[llvm-dev] LLVM libunwind stack usage

Joerg Sonnenberger via llvm-dev llvm-dev at lists.llvm.org
Wed Jan 20 06:52:29 PST 2016


On Wed, Jan 20, 2016 at 09:16:32AM +0000, David Chisnall via llvm-dev wrote:
> On 19 Jan 2016, at 22:09, Ed Maste via llvm-dev <llvm-dev at lists.llvm.org> wrote:
> > 
> > Is it reasonable to change LLVM libunwind to use an approach similar
> > to GCC's unwinder, and have a target-specific maximum DWARF register
> > number? X86 does have DWARF register numbers above the 18 that GCC
> > accommodates, but they're not going to be useful in the unwinder
> > anyhow.
> 
> I am not 100% sure, but I was under the impression that the unwinder
> would restore any registers that had DWARF instructions related to them
> and does not necessarily assume that the default calling convention
> applies.  If I implement a language that uses its own calling
> convention where all registers are callee save (including vector / FPU
> ones), for example, then the unwinder should be able to restore my
> stack frame correctly, similarly if I use a calling convention like
> this for side exits from JIT’d code, to avoid bloating the JIT’d code
> with register saves.  This kind of use would be blocked by the GCC
> approach, which sounds as if it is baking C ABI details into a
> language-agnostic unwinder.

There are a number of complications here.

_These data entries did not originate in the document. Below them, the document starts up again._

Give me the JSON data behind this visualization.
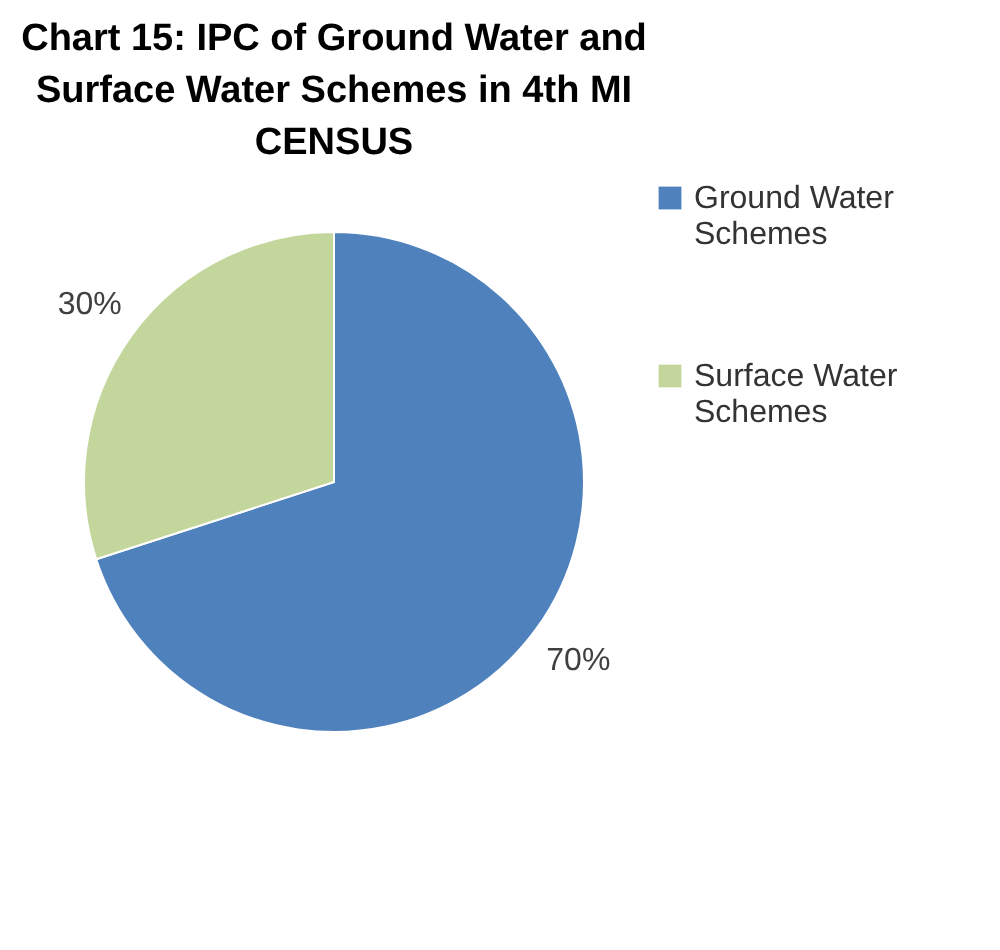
{
  "chart_data": {
    "type": "pie",
    "title": "Chart 15: IPC of Ground Water and Surface Water Schemes in 4th MI CENSUS",
    "categories": [
      "Ground Water Schemes",
      "Surface Water Schemes"
    ],
    "values": [
      70,
      30
    ],
    "colors": [
      "#4f81bd",
      "#c3d69b"
    ],
    "value_labels": [
      "70%",
      "30%"
    ],
    "legend": "right"
  }
}
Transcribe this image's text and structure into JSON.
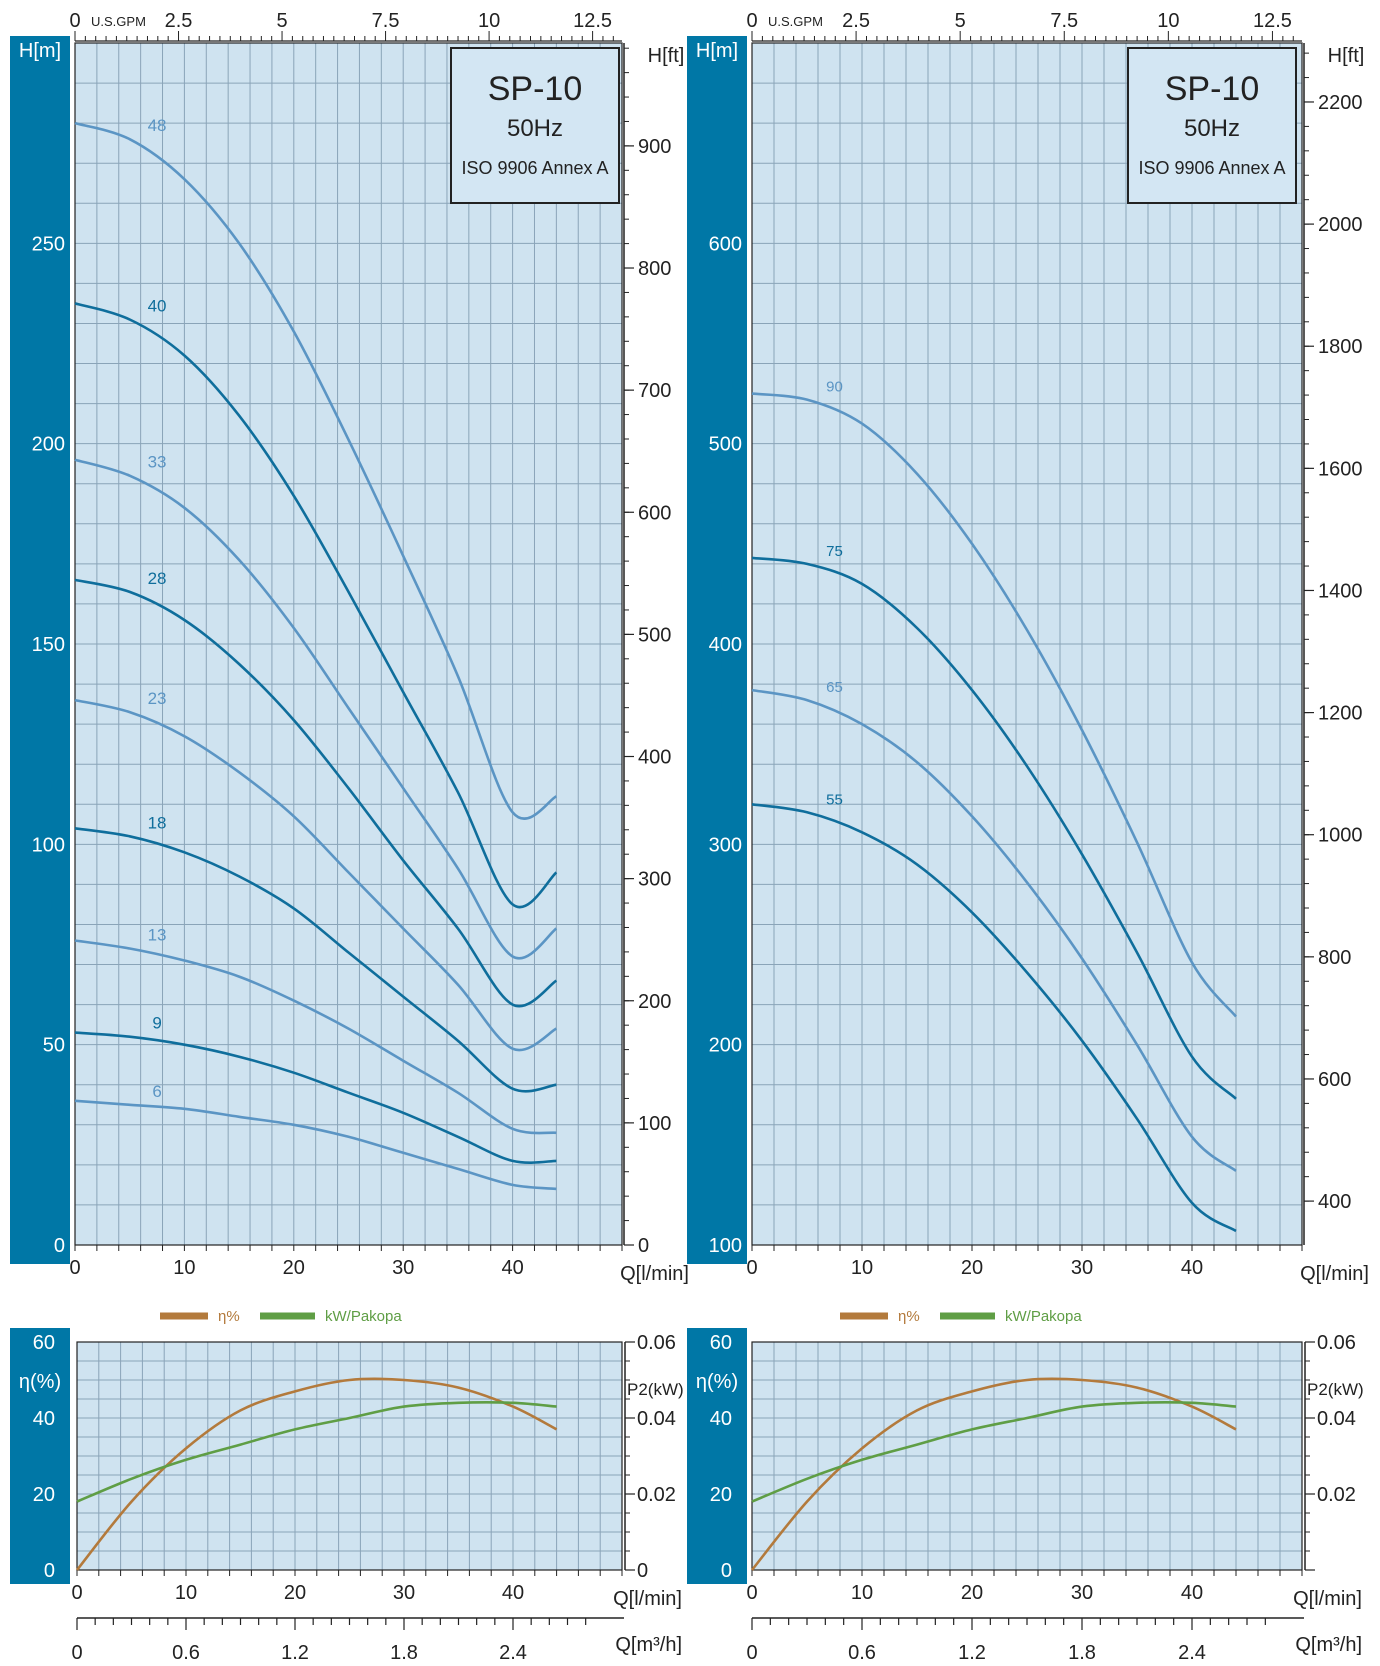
{
  "colors": {
    "plot_bg": "#cfe3f0",
    "grid": "#8aa4b8",
    "side_band": "#0077a6",
    "curve_light": "#5b95c4",
    "curve_dark": "#0f6e9c",
    "efficiency": "#b37a3c",
    "power": "#5f9e45",
    "axis": "#222222"
  },
  "chart_data": [
    {
      "type": "line",
      "panel": "head-left",
      "title_box": {
        "model": "SP-10",
        "frequency": "50Hz",
        "standard": "ISO 9906 Annex A"
      },
      "ylabel": "H[m]",
      "y2label": "H[ft]",
      "xlabel": "Q[l/min]",
      "x2label": "U.S.GPM",
      "xlim": [
        0,
        50
      ],
      "ylim": [
        0,
        300
      ],
      "x_ticks": [
        "0",
        "10",
        "20",
        "30",
        "40"
      ],
      "y_ticks": [
        "0",
        "50",
        "100",
        "150",
        "200",
        "250"
      ],
      "y2_ticks": [
        "0",
        "100",
        "200",
        "300",
        "400",
        "500",
        "600",
        "700",
        "800",
        "900"
      ],
      "x2_ticks": [
        "0",
        "2.5",
        "5",
        "7.5",
        "10",
        "12.5"
      ],
      "series": [
        {
          "name": "48",
          "x": [
            0,
            5,
            10,
            15,
            20,
            25,
            30,
            35,
            40,
            44
          ],
          "y": [
            280,
            276,
            266,
            250,
            228,
            201,
            172,
            142,
            108,
            112
          ]
        },
        {
          "name": "40",
          "x": [
            0,
            5,
            10,
            15,
            20,
            25,
            30,
            35,
            40,
            44
          ],
          "y": [
            235,
            231,
            222,
            207,
            187,
            163,
            138,
            113,
            85,
            93
          ]
        },
        {
          "name": "33",
          "x": [
            0,
            5,
            10,
            15,
            20,
            25,
            30,
            35,
            40,
            44
          ],
          "y": [
            196,
            192,
            184,
            171,
            154,
            134,
            114,
            94,
            72,
            79
          ]
        },
        {
          "name": "28",
          "x": [
            0,
            5,
            10,
            15,
            20,
            25,
            30,
            35,
            40,
            44
          ],
          "y": [
            166,
            163,
            156,
            145,
            131,
            114,
            96,
            79,
            60,
            66
          ]
        },
        {
          "name": "23",
          "x": [
            0,
            5,
            10,
            15,
            20,
            25,
            30,
            35,
            40,
            44
          ],
          "y": [
            136,
            133,
            127,
            118,
            107,
            93,
            79,
            65,
            49,
            54
          ]
        },
        {
          "name": "18",
          "x": [
            0,
            5,
            10,
            15,
            20,
            25,
            30,
            35,
            40,
            44
          ],
          "y": [
            104,
            102,
            98,
            92,
            84,
            73,
            62,
            51,
            39,
            40
          ]
        },
        {
          "name": "13",
          "x": [
            0,
            5,
            10,
            15,
            20,
            25,
            30,
            35,
            40,
            44
          ],
          "y": [
            76,
            74,
            71,
            67,
            61,
            54,
            46,
            38,
            29,
            28
          ]
        },
        {
          "name": "9",
          "x": [
            0,
            5,
            10,
            15,
            20,
            25,
            30,
            35,
            40,
            44
          ],
          "y": [
            53,
            52,
            50,
            47,
            43,
            38,
            33,
            27,
            21,
            21
          ]
        },
        {
          "name": "6",
          "x": [
            0,
            5,
            10,
            15,
            20,
            25,
            30,
            35,
            40,
            44
          ],
          "y": [
            36,
            35,
            34,
            32,
            30,
            27,
            23,
            19,
            15,
            14
          ]
        }
      ]
    },
    {
      "type": "line",
      "panel": "head-right",
      "title_box": {
        "model": "SP-10",
        "frequency": "50Hz",
        "standard": "ISO 9906 Annex A"
      },
      "ylabel": "H[m]",
      "y2label": "H[ft]",
      "xlabel": "Q[l/min]",
      "x2label": "U.S.GPM",
      "xlim": [
        0,
        50
      ],
      "ylim": [
        100,
        700
      ],
      "x_ticks": [
        "0",
        "10",
        "20",
        "30",
        "40"
      ],
      "y_ticks": [
        "100",
        "200",
        "300",
        "400",
        "500",
        "600"
      ],
      "y2_ticks": [
        "400",
        "600",
        "800",
        "1000",
        "1200",
        "1400",
        "1600",
        "1800",
        "2000",
        "2200"
      ],
      "x2_ticks": [
        "0",
        "2.5",
        "5",
        "7.5",
        "10",
        "12.5"
      ],
      "series": [
        {
          "name": "90",
          "x": [
            0,
            5,
            10,
            15,
            20,
            25,
            30,
            35,
            40,
            44
          ],
          "y": [
            525,
            522,
            510,
            485,
            450,
            407,
            357,
            301,
            241,
            214
          ]
        },
        {
          "name": "75",
          "x": [
            0,
            5,
            10,
            15,
            20,
            25,
            30,
            35,
            40,
            44
          ],
          "y": [
            443,
            440,
            430,
            408,
            377,
            339,
            295,
            246,
            194,
            173
          ]
        },
        {
          "name": "65",
          "x": [
            0,
            5,
            10,
            15,
            20,
            25,
            30,
            35,
            40,
            44
          ],
          "y": [
            377,
            372,
            360,
            341,
            314,
            281,
            243,
            200,
            154,
            137
          ]
        },
        {
          "name": "55",
          "x": [
            0,
            5,
            10,
            15,
            20,
            25,
            30,
            35,
            40,
            44
          ],
          "y": [
            320,
            316,
            306,
            290,
            266,
            236,
            202,
            163,
            121,
            107
          ]
        }
      ]
    },
    {
      "type": "line",
      "panel": "eff-left",
      "legend": [
        "η%",
        "kW/Pakopa"
      ],
      "ylabel": "η(%)",
      "y2label": "P2(kW)",
      "xlabel": "Q[l/min]",
      "x3label": "Q[m³/h]",
      "xlim": [
        0,
        50
      ],
      "ylim": [
        0,
        60
      ],
      "y2lim": [
        0,
        0.06
      ],
      "x_ticks": [
        "0",
        "10",
        "20",
        "30",
        "40"
      ],
      "y_ticks": [
        "0",
        "20",
        "40",
        "60"
      ],
      "y2_ticks": [
        "0",
        "0.02",
        "0.04",
        "0.06"
      ],
      "x3_ticks": [
        "0",
        "0.6",
        "1.2",
        "1.8",
        "2.4"
      ],
      "series": [
        {
          "name": "η%",
          "x": [
            0,
            5,
            10,
            15,
            20,
            25,
            30,
            35,
            40,
            44
          ],
          "y": [
            0,
            18,
            32,
            42,
            47,
            50,
            50,
            48,
            43,
            37
          ]
        },
        {
          "name": "kW/Pakopa",
          "x": [
            0,
            5,
            10,
            15,
            20,
            25,
            30,
            35,
            40,
            44
          ],
          "y2": [
            0.018,
            0.024,
            0.029,
            0.033,
            0.037,
            0.04,
            0.043,
            0.044,
            0.044,
            0.043
          ]
        }
      ]
    },
    {
      "type": "line",
      "panel": "eff-right",
      "legend": [
        "η%",
        "kW/Pakopa"
      ],
      "ylabel": "η(%)",
      "y2label": "P2(kW)",
      "xlabel": "Q[l/min]",
      "x3label": "Q[m³/h]",
      "xlim": [
        0,
        50
      ],
      "ylim": [
        0,
        60
      ],
      "y2lim": [
        0,
        0.06
      ],
      "x_ticks": [
        "0",
        "10",
        "20",
        "30",
        "40"
      ],
      "y_ticks": [
        "0",
        "20",
        "40",
        "60"
      ],
      "y2_ticks": [
        "0.02",
        "0.04",
        "0.06"
      ],
      "x3_ticks": [
        "0",
        "0.6",
        "1.2",
        "1.8",
        "2.4"
      ],
      "series": [
        {
          "name": "η%",
          "x": [
            0,
            5,
            10,
            15,
            20,
            25,
            30,
            35,
            40,
            44
          ],
          "y": [
            0,
            18,
            32,
            42,
            47,
            50,
            50,
            48,
            43,
            37
          ]
        },
        {
          "name": "kW/Pakopa",
          "x": [
            0,
            5,
            10,
            15,
            20,
            25,
            30,
            35,
            40,
            44
          ],
          "y2": [
            0.018,
            0.024,
            0.029,
            0.033,
            0.037,
            0.04,
            0.043,
            0.044,
            0.044,
            0.043
          ]
        }
      ]
    }
  ]
}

First, it is nowhere really
documented what registers are valid for .eh_frame use -- which is
surprisingly nasty on some platforms like PPC. There is the issue of the
HP interface wanting to use different mappings. I haven't seen any x86
code using FP registers in the EH path, that was a good enough reason to
not mess with the mapping. Further complications are questions like
whether the code should be able to deal with MMX vs FP overlap etc.

For ARM, NetBSD is using normal Itanium based unwinding with lazy FP
save/restore. That has the huge advantage of keeping most of the
instruction selection issues out of the code -- if the application is
using VFP, it can be safely assumed that VFP is available, but
otherwise, no need to bother with it.

For non-FP registers, there rarely is a point in trying to skip
saving/restoring all of them, so no platform in NetBSD does that.